À mon avis, leur présence est inappropriée. Bien que je respecte la décision du Président de la République de les autoriser à venir, leur présence est regrettable. Nous ne pouvons pas influencer cette décision car c’est une question de politique intérieure française. Cependant, il est troublant de constater qu’ils ne craignent pas de propager ouvertement des mensonges.
Pensez-vous que de tels moments de solidarité nationale peuvent contribuer à la recherche d’une coexistence pacifique d’un État palestinien et d’Israël?

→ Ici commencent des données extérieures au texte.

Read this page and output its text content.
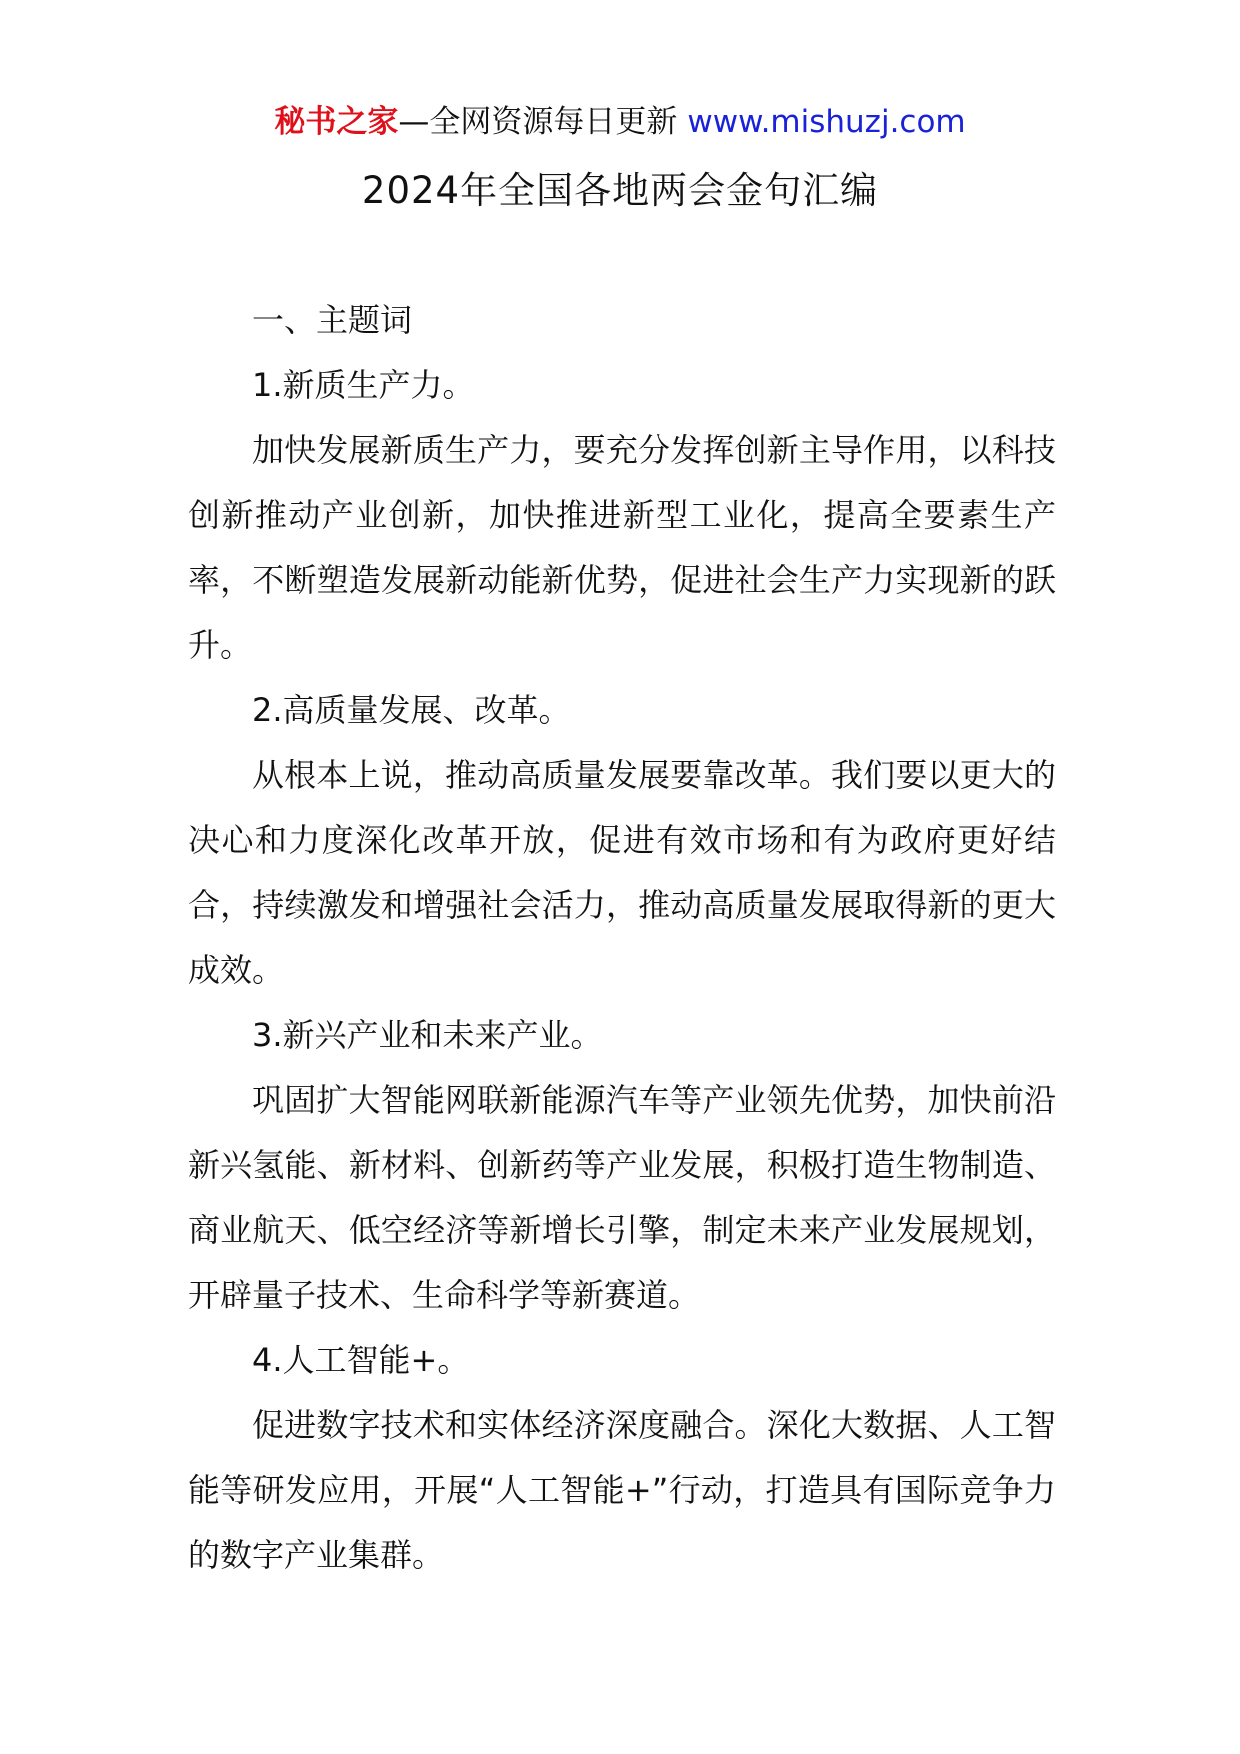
秘书之家—全网资源每日更新 www.mishuzj.com
2024年全国各地两会金句汇编

一、主题词

1.新质生产力。

加快发展新质生产力，要充分发挥创新主导作用，以科技创新推动产业创新，加快推进新型工业化，提高全要素生产率，不断塑造发展新动能新优势，促进社会生产力实现新的跃升。

2.高质量发展、改革。

从根本上说，推动高质量发展要靠改革。我们要以更大的决心和力度深化改革开放，促进有效市场和有为政府更好结合，持续激发和增强社会活力，推动高质量发展取得新的更大成效。

3.新兴产业和未来产业。

巩固扩大智能网联新能源汽车等产业领先优势，加快前沿新兴氢能、新材料、创新药等产业发展，积极打造生物制造、商业航天、低空经济等新增长引擎，制定未来产业发展规划，开辟量子技术、生命科学等新赛道。

4.人工智能+。

促进数字技术和实体经济深度融合。深化大数据、人工智能等研发应用，开展“人工智能+”行动，打造具有国际竞争力的数字产业集群。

Nous devons œuvrer pour la paix. C’est la seule solution possible et nécessaire. Je souhaite profondément la paix avec les Palestiniens, le Liban et même la Syrie ! Cependant, je rejette l’idée de pacification avec ceux qui veulent égorger l’humanité.
En tant que familles d’otages, de quelles informations disposez-vous au moment où nous parlons sur les négociations qui sont en cours pour obtenir leur libération?
Nous sommes complètement dans le noir, on ne sait rien. Personne ne possède la moindre indication, et ce mutisme des autorités israéliennes ne correspond en rien à la normale. Pensez à ce que cela signifie de vivre pendant des mois sans aucunes nouvelles des êtres qui vous sont chers. Nous sommes dans l’incertitude totale quant à leur statut vital, s’ils souffrent de la faim ou de la soif, s’ils sont exposés au froid ou à la chaleur. On ignore s’ils dorment, s’ils reçoivent des soins médicaux, et si les médicaments leur parviennent. Nous sommes particulièrement préoccupés par ce dernier point. Si seulement nous avions la possibilité de retrouver nos proches à Gaza, nous n’hésiterions pas un instant. Malheureusement, ce n’est pas aussi simple. Ceux qui privilégient la neutralisation du Hamas au détriment de la libération des otages semblent mal orienter leurs priorités.